De grensovergang tussen Uganda en Rwanda is druk en heel rommelig. Uiteindelijk doen we er een uur over om Uganda uit te gaan (kwestie van een paar minuten) en Rwanda in te komen (kwestie van ruim een half uur). We hadden voor de reis al onze visa voor Rwanda via internet aangevraagd en ze bijna per kerende post per e-mail ontvangen. Bij de grens gaat het echter niet zo snel. Daar moet alles minstens drie keer gecheckt worden en stempelen de grenswakers zich rot op de papieren. We blijken onze formulieren voor immigratie ook niet goed ingevuld te hebben. Bij beroep hebben we namelijk ‘ambtenaar’ ingevuld, maar dat vind onze dienstdoende grenswacht niet genoeg. Hij wil weten bij welk ministerie we werken en wat we daar precies doen. Als ik hem zeg dat ik regelgeving voor luchtvaart ontwikkel, dan kijkt hij wat bedenkelijk maar besluit toch niet verder te vragen.
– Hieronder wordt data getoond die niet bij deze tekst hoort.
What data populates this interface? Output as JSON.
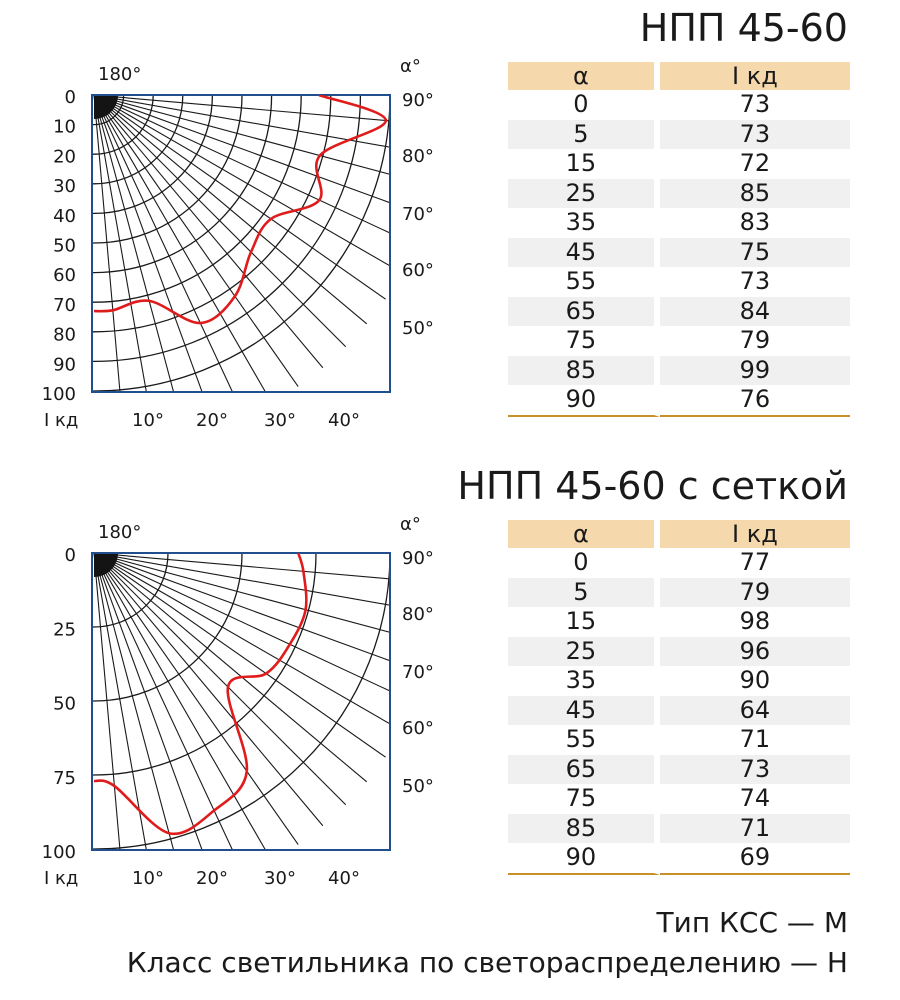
{
  "charts": [
    {
      "title": "НПП 45-60",
      "table": {
        "headers": [
          "α",
          "I кд"
        ],
        "rows": [
          [
            "0",
            "73"
          ],
          [
            "5",
            "73"
          ],
          [
            "15",
            "72"
          ],
          [
            "25",
            "85"
          ],
          [
            "35",
            "83"
          ],
          [
            "45",
            "75"
          ],
          [
            "55",
            "73"
          ],
          [
            "65",
            "84"
          ],
          [
            "75",
            "79"
          ],
          [
            "85",
            "99"
          ],
          [
            "90",
            "76"
          ]
        ]
      }
    },
    {
      "title": "НПП 45-60 с сеткой",
      "table": {
        "headers": [
          "α",
          "I кд"
        ],
        "rows": [
          [
            "0",
            "77"
          ],
          [
            "5",
            "79"
          ],
          [
            "15",
            "98"
          ],
          [
            "25",
            "96"
          ],
          [
            "35",
            "90"
          ],
          [
            "45",
            "64"
          ],
          [
            "55",
            "71"
          ],
          [
            "65",
            "73"
          ],
          [
            "75",
            "74"
          ],
          [
            "85",
            "71"
          ],
          [
            "90",
            "69"
          ]
        ]
      }
    }
  ],
  "chart_data": [
    {
      "type": "polar",
      "title": "НПП 45-60",
      "angle_unit_label": "α°",
      "intensity_unit_label": "I кд",
      "top_angle_label": "180°",
      "angle_axis_labels": [
        "90°",
        "80°",
        "70°",
        "60°",
        "50°"
      ],
      "bottom_angle_labels": [
        "10°",
        "20°",
        "30°",
        "40°"
      ],
      "radial_tick_labels": [
        "0",
        "10",
        "20",
        "30",
        "40",
        "50",
        "60",
        "70",
        "80",
        "90",
        "100"
      ],
      "radial_ticks": [
        0,
        10,
        20,
        30,
        40,
        50,
        60,
        70,
        80,
        90,
        100
      ],
      "rmax": 100,
      "series": [
        {
          "color": "#e01b1b",
          "x": [
            0,
            5,
            15,
            25,
            35,
            45,
            55,
            65,
            75,
            85,
            90
          ],
          "y": [
            73,
            73,
            72,
            85,
            83,
            75,
            73,
            84,
            79,
            99,
            76
          ]
        }
      ]
    },
    {
      "type": "polar",
      "title": "НПП 45-60 с сеткой",
      "angle_unit_label": "α°",
      "intensity_unit_label": "I кд",
      "top_angle_label": "180°",
      "angle_axis_labels": [
        "90°",
        "80°",
        "70°",
        "60°",
        "50°"
      ],
      "bottom_angle_labels": [
        "10°",
        "20°",
        "30°",
        "40°"
      ],
      "radial_tick_labels": [
        "0",
        "25",
        "50",
        "75",
        "100"
      ],
      "radial_ticks": [
        0,
        25,
        50,
        75,
        100
      ],
      "rmax": 100,
      "series": [
        {
          "color": "#e01b1b",
          "x": [
            0,
            5,
            15,
            25,
            35,
            45,
            55,
            65,
            75,
            85,
            90
          ],
          "y": [
            77,
            79,
            98,
            96,
            90,
            64,
            71,
            73,
            74,
            71,
            69
          ]
        }
      ]
    }
  ],
  "footer": {
    "type_line": "Тип КСС — М",
    "class_line": "Класс светильника  по светораспределению — Н"
  },
  "colors": {
    "curve": "#e01b1b",
    "frame": "#1f4f8c",
    "grid": "#1a1a1a",
    "table_header": "#f5d9ad",
    "table_row_shade": "#f0f0f0",
    "table_rule": "#c8902a"
  }
}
Ik moet het wel allemaal nog even op het formulier schrijven (en dat in een vakje van 6 bij 2 cm). Uiteindelijk is alles in orde, is de kassier blij met onze $60 en krijgen we allebei een bonnetje voor de betaling. We kunnen door over een mooie asfalt weg, slingerend door het berglandschap richting Kigali.
Kigali is een echte miljoenenstad. Na de relatieve rust van de plaatsen waar de afgelopen periode geweest zijn en de rommelige en slechte wegen van Uganda is het bijna een cultuurshock om in deze stad aan te komen. We moeten een aardig eind door de stad rijden richting ons hotel: Chez Lando. Tijdens de rit krijg je een heel aardig beeld van de stad en zie je duidelijk de diverse wijken (armoedig, kantoren gebied, regeringswijk) aan je voorbij trekken. Het verkeer is ook hier chaotisch en druk, maar het lijkt allemaal wat beter geregeld te zijn. De mensen ogen al sinds de grens wat gereserveerder dan ze in Uganda zijn, maar met de achtergrond van de genocide kan ik me wel voorstellen dat de mensen zich wat voorzichtiger opstellen.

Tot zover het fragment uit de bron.